Do you mean merging platform dumps should be done with another command? 
I think we will want to know the QOM tree is in use when implementing 
-merge-platform. For example, you cannot define a "platform" when e.g., 
you don't know what netdev backend (e.g., user, vhost-net, vhost-vdpa) 
is connected to virtio-net devices. Of course we can include those 
information in dumps, but we don't do so for VMState.

Yes, as you mentioned there it could be a lot of work, we may need to think
it through and collect enough input before working on something like that.

I also want to point out that "perf" should be rather named like
"nomigrate". In general, a program should expose a functional requirement on
the interface. It can then do its best to achieve high performance under
that requirement.

"nomigrate" may be inaccurate or even wrong in this case, because as long
as the features are supported on both hosts it's migratable.

Perhaps it may be named no-cross-migrate or something.
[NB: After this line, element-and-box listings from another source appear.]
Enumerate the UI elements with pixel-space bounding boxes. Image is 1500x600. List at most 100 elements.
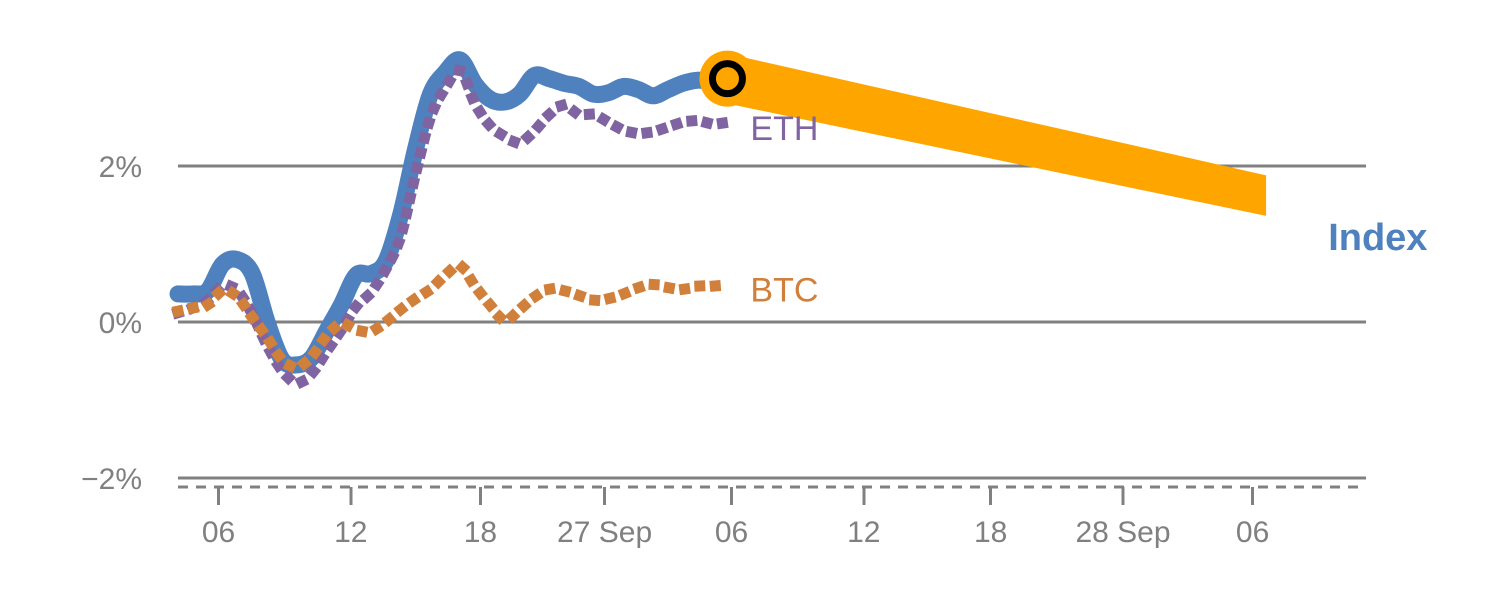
series-dot — [262, 334, 278, 351]
series-dot — [648, 278, 660, 291]
series-dot — [355, 324, 369, 338]
x-tick-label: 28 Sep — [1075, 516, 1170, 549]
series-dot — [316, 331, 332, 348]
series-dot — [294, 374, 310, 390]
series-dot — [253, 322, 270, 338]
series-dot — [481, 116, 497, 133]
series-dot — [472, 104, 488, 120]
y-tick-label: 2% — [99, 151, 142, 184]
forecast-band-shape — [727, 53, 1267, 216]
series-dot — [326, 320, 342, 336]
series-dot — [400, 206, 414, 220]
series-dot — [270, 347, 287, 364]
series-dot — [410, 161, 424, 175]
series-dot — [460, 76, 475, 91]
x-tick-label: 06 — [1236, 516, 1269, 549]
series-dot — [596, 111, 612, 127]
series-dot — [655, 122, 670, 137]
x-tick-marks-group — [217, 487, 1255, 505]
series-dot — [441, 73, 457, 89]
series-dot — [307, 344, 323, 360]
series-dot — [384, 249, 400, 265]
x-tick-label: 18 — [464, 516, 497, 549]
series-dot — [186, 301, 200, 315]
x-tick-label: 06 — [202, 516, 235, 549]
y-tick-label: 0% — [99, 307, 142, 340]
series-dot — [381, 311, 397, 328]
x-tick-label: 18 — [974, 516, 1007, 549]
series-dot — [588, 294, 601, 307]
series-dot — [566, 104, 583, 120]
forecast-band — [727, 53, 1267, 216]
series-dot — [282, 358, 298, 374]
series-dot — [417, 131, 432, 145]
series-dot — [700, 116, 714, 130]
series-dot — [235, 296, 252, 313]
gridlines-group — [178, 164, 1366, 480]
series-dot — [305, 363, 322, 380]
x-tick-label: 27 Sep — [557, 516, 652, 549]
series-dot — [632, 280, 646, 295]
series-dot — [403, 191, 417, 205]
data-series-group — [169, 51, 736, 390]
series-dot — [296, 355, 313, 372]
series-dot — [709, 279, 722, 292]
series-dot — [541, 106, 557, 123]
series-dot — [210, 285, 227, 302]
series-dot — [433, 86, 449, 103]
series-dot — [405, 292, 422, 308]
series-dot — [472, 285, 488, 301]
series-dot — [225, 285, 241, 302]
series-dot — [482, 297, 498, 313]
series-dot — [171, 304, 185, 318]
series-dot — [603, 291, 617, 305]
series-dot — [504, 308, 521, 324]
series-labels-group: Index ETH BTC — [750, 110, 1427, 309]
series-dot — [369, 276, 385, 292]
series-dot — [406, 176, 421, 190]
series-dot — [694, 280, 706, 292]
series-dot — [426, 101, 442, 116]
series-dot — [493, 126, 509, 142]
series-dot — [530, 118, 547, 135]
series-dot — [716, 116, 729, 130]
series-dot — [391, 235, 406, 251]
series-label-index: Index — [1328, 217, 1427, 259]
series-dot — [685, 114, 698, 127]
series-dot — [617, 286, 632, 301]
x-tick-label: 12 — [847, 516, 880, 549]
series-dot — [528, 288, 544, 304]
series-dot — [419, 284, 435, 300]
series-dot — [377, 263, 393, 279]
series-dot — [348, 298, 364, 315]
marker-dot[interactable] — [708, 60, 746, 98]
series-dot — [669, 117, 684, 131]
x-axis-tick-labels: 06 12 18 27 Sep 06 12 18 28 Sep 06 — [202, 516, 1269, 549]
series-dot — [520, 129, 536, 146]
y-axis-tick-labels: 2% 0% −2% — [81, 151, 142, 496]
series-dot — [393, 301, 409, 318]
series-dot — [662, 281, 676, 295]
series-dot — [543, 282, 557, 296]
series-dot — [678, 282, 691, 296]
series-dot — [441, 263, 458, 280]
forecast-origin-marker — [699, 50, 756, 107]
series-dot — [558, 284, 572, 298]
series-dot — [340, 317, 356, 333]
series-dot — [454, 259, 471, 276]
series-label-eth: ETH — [750, 110, 818, 148]
series-dot — [270, 357, 287, 374]
series-dot — [507, 134, 522, 149]
series-dot — [430, 274, 447, 290]
series-line — [169, 51, 736, 374]
series-dot — [369, 321, 385, 337]
series-dot — [244, 309, 260, 325]
series-dot — [280, 369, 297, 386]
series-dot — [414, 146, 428, 160]
series-index — [169, 51, 736, 374]
series-dot — [200, 296, 216, 313]
series-dot — [452, 64, 466, 78]
series-dot — [359, 288, 376, 305]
There are lots of 
details we need to figure out.

If so, I think I get the idea, but it'll be challenging in at least these
aspects:

    - We already have (at least.. that I'm aware of) three layers of
      specifying a property for a device, they are:

      (1) default value
      (2) compat property (from machine type definitions)
      (3) qemu cmdline (specify one property explicitly)

      So far, there's an order we apply these (1-3), while (3) has the top
      priority to overwrite (1-2), and (2) to overwrite (1).

      The new "-profile", if I read it right, introduce (4), and it's already
      unclear to me how that interacts with (3) when -profile says "turn
      FEAT1 on" while cmdline says otherwise.

      It can make things very compilcated, IMHO.

    - This still will break the "QEMU cmdline defines the guest ABI", e.g.,
      consider this USO* thing that we boot an old machine type on a new
      system that has QEMU+Linux USO* all enabled.  We specify "-profile
      perf" there.  Then when we try to migrate to another older QEMU it'll
      still fail the migration instead of any way telling us "migration is
      not compatible".  So even if it helps the user turning on knobs, it
      doesn't sound like to fix the problem we're working on?

When it is named nomigrate, it is obvious that migration does not work.

I am not sure whether you meant to e.g. add a migration blocker in this
case even if migration can be supported between some hosts.  But if so it
may not be wise either to block users trying to migrate where it is still
applicable.  So maybe I misunderstood.

There is certainly downside and upside to add a migration blocker and I 
don't have a strong opinion here.

Regards,
Akihiko Odaki